Question

The angle of intersection of intersection of the curves \[y = {x^2}\] and \[x = {y^2}\] at \[(1,1)\] is
A). \[{\tan ^{ - 1}}\left( {\dfrac{4}{3}} \right)\]
B). \[{\tan ^{ - 1}}(1)\]
C). \[90^\circ \]
D). \[{\tan ^{ - 1}}\left( {\dfrac{3}{4}} \right)\]

Answer 1

Hint: Here we are asked to find the angle of intersection of two given curves \[y = {x^2}\] and \[x = {y^2}\] at a point \[(1,1)\] . First, we need to find the slopes of the given two curves. Then we will use the formula of the angle of intersection of two curves and substituting the slopes of the curves to find the angle between them.
Formula Used: The formula that we need to know before solving the problem:
If \[{m_1}\] and \[{m_2}\] are the slopes of the two curves \[y = {f_1}(x)\] and \[y = {f_2}(x)\] then the angle of intersection of these curves is \[\tan \theta = \dfrac{{{m_1} - {m_2}}}{{1 + {m_1}{m_{}}}}\].

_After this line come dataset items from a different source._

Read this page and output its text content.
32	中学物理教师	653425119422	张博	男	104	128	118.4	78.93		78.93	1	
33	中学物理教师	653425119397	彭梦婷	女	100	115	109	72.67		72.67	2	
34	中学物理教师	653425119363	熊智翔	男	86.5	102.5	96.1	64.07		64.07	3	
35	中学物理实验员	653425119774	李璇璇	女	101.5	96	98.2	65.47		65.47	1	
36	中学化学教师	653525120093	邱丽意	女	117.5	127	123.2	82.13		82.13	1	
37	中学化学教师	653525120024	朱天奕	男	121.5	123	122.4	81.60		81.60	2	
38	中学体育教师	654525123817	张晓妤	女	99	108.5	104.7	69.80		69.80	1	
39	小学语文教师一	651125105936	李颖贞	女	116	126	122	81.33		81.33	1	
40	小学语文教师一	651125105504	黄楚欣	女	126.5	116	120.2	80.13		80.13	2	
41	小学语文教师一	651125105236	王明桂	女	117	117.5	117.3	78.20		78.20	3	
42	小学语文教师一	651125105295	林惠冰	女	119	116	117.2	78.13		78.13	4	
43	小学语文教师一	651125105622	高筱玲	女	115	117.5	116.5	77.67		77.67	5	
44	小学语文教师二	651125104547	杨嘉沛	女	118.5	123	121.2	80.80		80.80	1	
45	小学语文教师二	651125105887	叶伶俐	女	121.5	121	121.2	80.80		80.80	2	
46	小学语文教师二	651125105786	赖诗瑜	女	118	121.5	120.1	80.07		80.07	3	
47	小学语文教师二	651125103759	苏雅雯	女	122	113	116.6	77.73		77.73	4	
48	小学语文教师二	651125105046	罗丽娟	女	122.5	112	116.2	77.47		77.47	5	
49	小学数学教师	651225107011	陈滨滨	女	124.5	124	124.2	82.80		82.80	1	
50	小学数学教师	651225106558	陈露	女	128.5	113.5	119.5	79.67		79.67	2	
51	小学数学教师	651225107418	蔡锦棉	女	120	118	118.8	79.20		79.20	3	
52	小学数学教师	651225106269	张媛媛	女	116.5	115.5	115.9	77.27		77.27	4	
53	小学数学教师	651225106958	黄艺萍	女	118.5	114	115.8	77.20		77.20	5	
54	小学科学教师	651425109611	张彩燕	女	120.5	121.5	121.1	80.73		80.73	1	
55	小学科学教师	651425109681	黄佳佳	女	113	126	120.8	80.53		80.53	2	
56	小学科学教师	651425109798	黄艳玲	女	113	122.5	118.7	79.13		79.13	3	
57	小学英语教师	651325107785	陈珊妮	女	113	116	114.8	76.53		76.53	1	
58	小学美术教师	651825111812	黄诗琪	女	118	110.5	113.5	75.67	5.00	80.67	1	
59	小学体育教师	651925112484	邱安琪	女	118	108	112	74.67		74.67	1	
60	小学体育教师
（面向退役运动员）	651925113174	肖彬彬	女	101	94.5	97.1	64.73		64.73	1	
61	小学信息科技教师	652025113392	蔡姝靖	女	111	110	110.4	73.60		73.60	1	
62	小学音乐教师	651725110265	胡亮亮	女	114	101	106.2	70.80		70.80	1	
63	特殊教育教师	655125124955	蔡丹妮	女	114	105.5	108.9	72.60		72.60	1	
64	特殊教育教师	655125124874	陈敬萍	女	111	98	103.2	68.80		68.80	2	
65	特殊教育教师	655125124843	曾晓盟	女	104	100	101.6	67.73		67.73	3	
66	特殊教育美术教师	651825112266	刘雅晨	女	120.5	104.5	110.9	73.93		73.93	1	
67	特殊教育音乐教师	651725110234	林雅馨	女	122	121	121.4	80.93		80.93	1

Complete step-by-step solution:
 We aim to find the angle of intersection of the curves \[y = {x^2}\] and \[x = {y^2}\] at a point \[(1,1)\].
First, we have to find the slopes of the given two curves.
Let us consider the first given curve \[y = {x^2}\]. Let \[{m_1}\] be the slope of this curve.
On differentiating the above curve, we get
\[\dfrac{{dy}}{{dx}} = 2x\]
Thus, we have found the slope of the first curve. Now we will find the slope at a given point \[(1,1)\].
\[{\left( {\dfrac{{dy}}{{dx}}} \right)_{(1,1)}} = 2(1) = 2\]
Therefore, \[{m_1} = 2\]
Now let us find the slope of the other curve \[x = {y^2}\]. Let \[{m_2}\] be the slope of this curve.
On differentiating the above curve, we get
\[1 = 2y\dfrac{{dy}}{{dx}}\]
\[\dfrac{{dy}}{{dx}} = \dfrac{1}{{2y}}\]
Thus, we have found the slope of first curve. Now we will find the slope at a given point \[(1,1)\].
\[{\left( {\dfrac{{dy}}{{dx}}} \right)_{(1,1)}} = \dfrac{1}{{2(1)}} = \dfrac{1}{2}\]
Therefore, \[{m_2} = \dfrac{1}{2}\]
Now we have found the slopes of both given curves. Now let us find the angle of intersection of these curves.
We know that if \[{m_1}\] and \[{m_2}\] are the slopes of the two curves \[y = {f_1}(x)\] and \[y = {f_2}(x)\] then the angle of intersection of these curves is \[\tan \theta = \dfrac{{{m_1} - {m_2}}}{{1 + {m_1}{m_2}}}\].
Here the \[{m_1} = 2\] and \[{m_2} = \dfrac{1}{2}\] are the slopes of the two curves \[y = {x^2}\] and \[x = {y^2}\] then the angle of intersection of these curves at a point \[(1,1)\] is
\[\tan \theta = \dfrac{{2 - \dfrac{1}{2}}}{{1 + (2)\left( {\dfrac{1}{2}} \right)}}\]
On simplifying this we get
\[\tan \theta = \dfrac{{\dfrac{3}{2}}}{{1 + 1}}\]
\[\Rightarrow \tan \theta = \dfrac{3}{4}\]
\[\Rightarrow \theta = {\tan ^{ - 1}}\left( {\dfrac{3}{4}} \right)\]
Thus, the angle of intersection of the given two curves is \[\theta = {\tan ^{ - 1}}\left( {\dfrac{3}{4}} \right)\].
Now let us see the options, option (a) \[{\tan ^{ - 1}}\left( {\dfrac{4}{3}} \right)\] is an incorrect option since we got the angle as \[\theta = {\tan ^{ - 1}}\left( {\dfrac{3}{4}} \right)\]
Option (b) \[{\tan ^{ - 1}}(1)\] is an incorrect option since we got the angle as \[\theta = {\tan ^{ - 1}}\left( {\dfrac{3}{4}} \right)\]
Option (c) \[90^\circ \] is an incorrect option since we got the angle as \[\theta = {\tan ^{ - 1}}\left( {\dfrac{3}{4}} \right)\]
Option (d) \[{\tan ^{ - 1}}\left( {\dfrac{3}{4}} \right)\] is the correct option as we got the same angle in our calculation above.
Hence, option (d) \[{\tan ^{ - 1}}\left( {\dfrac{3}{4}} \right)\] is the correct answer.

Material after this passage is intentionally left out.